Se do ponto de vista temático,
o autor dos romances “São Sebastião da bexiga e o gênesis trinta e oito” e “Quem
matou Odilon Peixoto?”, preserva em “dezessete” a despretensiosa linguagem de
um brejeiro erudito; do estético então nem se fala! A formatação ensaística das
obras de Sávio favorecem pelo discurso direto e indireto livre, a composição de
personagens reais e fictícios sob um panorama completamente interiorano, no
mais completo “furgere urbem” de um
território marginal elástico à civilização moderna pretensiosamente aparelhada
à emancipação. Esta, sendo ainda, uma questão de composição espacial, para além
do geográfico, se manifesta livremente não só pelas paisagens, mas pelas
emoções despojadas em um Mestre Antõe, por exemplo, cantando para um rei nas
portas de um castelo nos fazendo através da consciência coletiva, rememorar o
reino encantado que tão bem desvelou o regionalista moderno/ contemporâneo
Ariano Suassuna.
Dezessete não é um romance
metropolitano, bem como – creio, não seja a alma de seu autor; mas um romance
histórico costurado pelas vielas da revolução de 1817, “[...] também conhecida
como a Revolução Pernambucana ou Revolta dos Padres, tinha como objetivo criar
o norte do Brasil, uma república livre do domínio português.” (LOPES, 2017, p.
37), e inaugura, não apenas pelo escaninho cabalístico de estar sendo lançado
em 17 (2017), mas pela orquestração dos elementos narrativos e documentos
históricos, que segundo atesta o também comentarista da obra Nelson Patriota,
um eficaz método de escrita, um modelo de literatura completamente inovador nas
terras potiguares: o romance histórico baseado em fatos reais (vide pesquisa
documental).
Ressalvo ainda a não
submissão a tirania gramatical que preserva nos romances de Sávio o dialeto
regionalista que contribuem para a preservação da espécie.
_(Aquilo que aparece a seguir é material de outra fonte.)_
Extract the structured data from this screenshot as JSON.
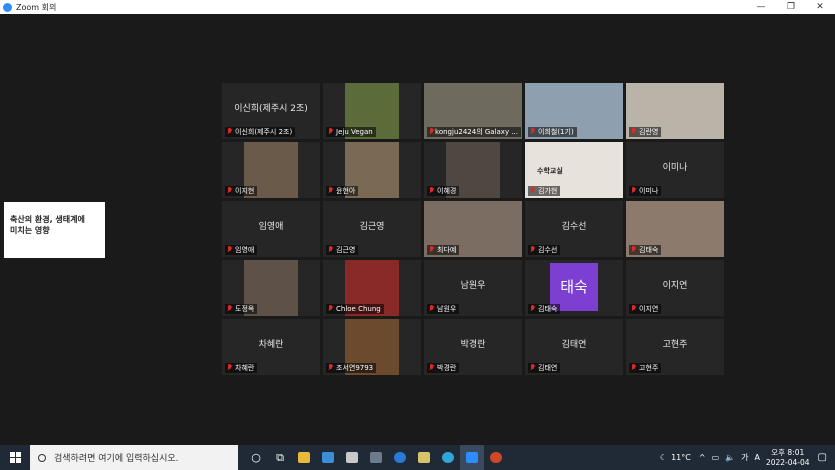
{
  "window": {
    "title": "Zoom 회의",
    "minimize": "—",
    "maximize": "❐",
    "close": "✕"
  },
  "shared_slide": {
    "line1": "축산의 환경, 생태계에",
    "line2": "미치는 영향"
  },
  "tiles": [
    {
      "big": "이신희(제주시 2조)",
      "label": "이신희(제주시 2조)",
      "photo": null
    },
    {
      "big": "",
      "label": "Jeju Vegan",
      "photo": "#5b6b3a",
      "photo_note": ""
    },
    {
      "big": "",
      "label": "kongju2424의 Galaxy ...",
      "photo": "#6f6a5e"
    },
    {
      "big": "",
      "label": "이희철(1기)",
      "photo": "#8ea0b0",
      "active": true
    },
    {
      "big": "",
      "label": "김란영",
      "photo": "#b9b3a8"
    },
    {
      "big": "",
      "label": "이지현",
      "photo": "#6a5a4a"
    },
    {
      "big": "",
      "label": "윤현아",
      "photo": "#7a6a55"
    },
    {
      "big": "",
      "label": "이혜경",
      "photo": "#4f4842"
    },
    {
      "big": "",
      "label": "김가현",
      "photo": "#e8e2dc",
      "photo_text": "수학교실"
    },
    {
      "big": "이미나",
      "label": "이미나",
      "photo": null
    },
    {
      "big": "임영애",
      "label": "임영애",
      "photo": null
    },
    {
      "big": "김근영",
      "label": "김근영",
      "photo": null
    },
    {
      "big": "",
      "label": "최다예",
      "photo": "#7b6d62"
    },
    {
      "big": "김수선",
      "label": "김수선",
      "photo": null
    },
    {
      "big": "",
      "label": "김태숙",
      "photo": "#8c7a6c"
    },
    {
      "big": "",
      "label": "도정옥",
      "photo": "#5e5248"
    },
    {
      "big": "",
      "label": "Chloe Chung",
      "photo": "#8a2a28"
    },
    {
      "big": "남원우",
      "label": "남원우",
      "photo": null
    },
    {
      "big": "",
      "label": "김태숙",
      "photo": null,
      "avatar": "태숙"
    },
    {
      "big": "이지연",
      "label": "이지연",
      "photo": null
    },
    {
      "big": "차혜란",
      "label": "차혜란",
      "photo": null
    },
    {
      "big": "",
      "label": "조서연9793",
      "photo": "#6b4a2e"
    },
    {
      "big": "박경란",
      "label": "박경란",
      "photo": null
    },
    {
      "big": "김태연",
      "label": "김태연",
      "photo": null
    },
    {
      "big": "고현주",
      "label": "고현주",
      "photo": null
    }
  ],
  "taskbar": {
    "search_placeholder": "검색하려면 여기에 입력하십시오.",
    "weather": "11°C",
    "ime": "A",
    "time": "오후 8:01",
    "date": "2022-04-04"
  }
}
E como, pois, não
compreendê-lo como regionalista? Enquanto professor de Literatura gostaria de
me oportunizar destes escritos para esclarecer uma inquietude que recorrentemente
vem à tona: O que é ser regionalista? Anos passamos estudando em método
decorativo autores pertinentes a essa categoria. Escritores como Euclides da
Cunha, Raquel de Queiroz, Graciliano Ramos entre outros e permanecemos presos a
geografia do texto e ao período de produção, apenas. No entanto, esse
pensamento é muito pequeno e provinciano, e nada cosmopolita! O regionalismo
não está restringido ao nordeste, nem muito menos ao cangaço. Cada estado/
região de um lugar é por si regionalista, absolutista em sua cultura e
sobretudo em sua linguagem. Não há razões geográficas nem literárias para não
considerar “a hora da estrela” de Clarice Lispector, por exemplo, um romance
regionalista. O processo migratório da personagem é o mesmo dos retirantes em “vidas
secas”, de Graciliano Ramos, a situação existencial é que muda, e isso é
atendido conforme as verdades de cada época.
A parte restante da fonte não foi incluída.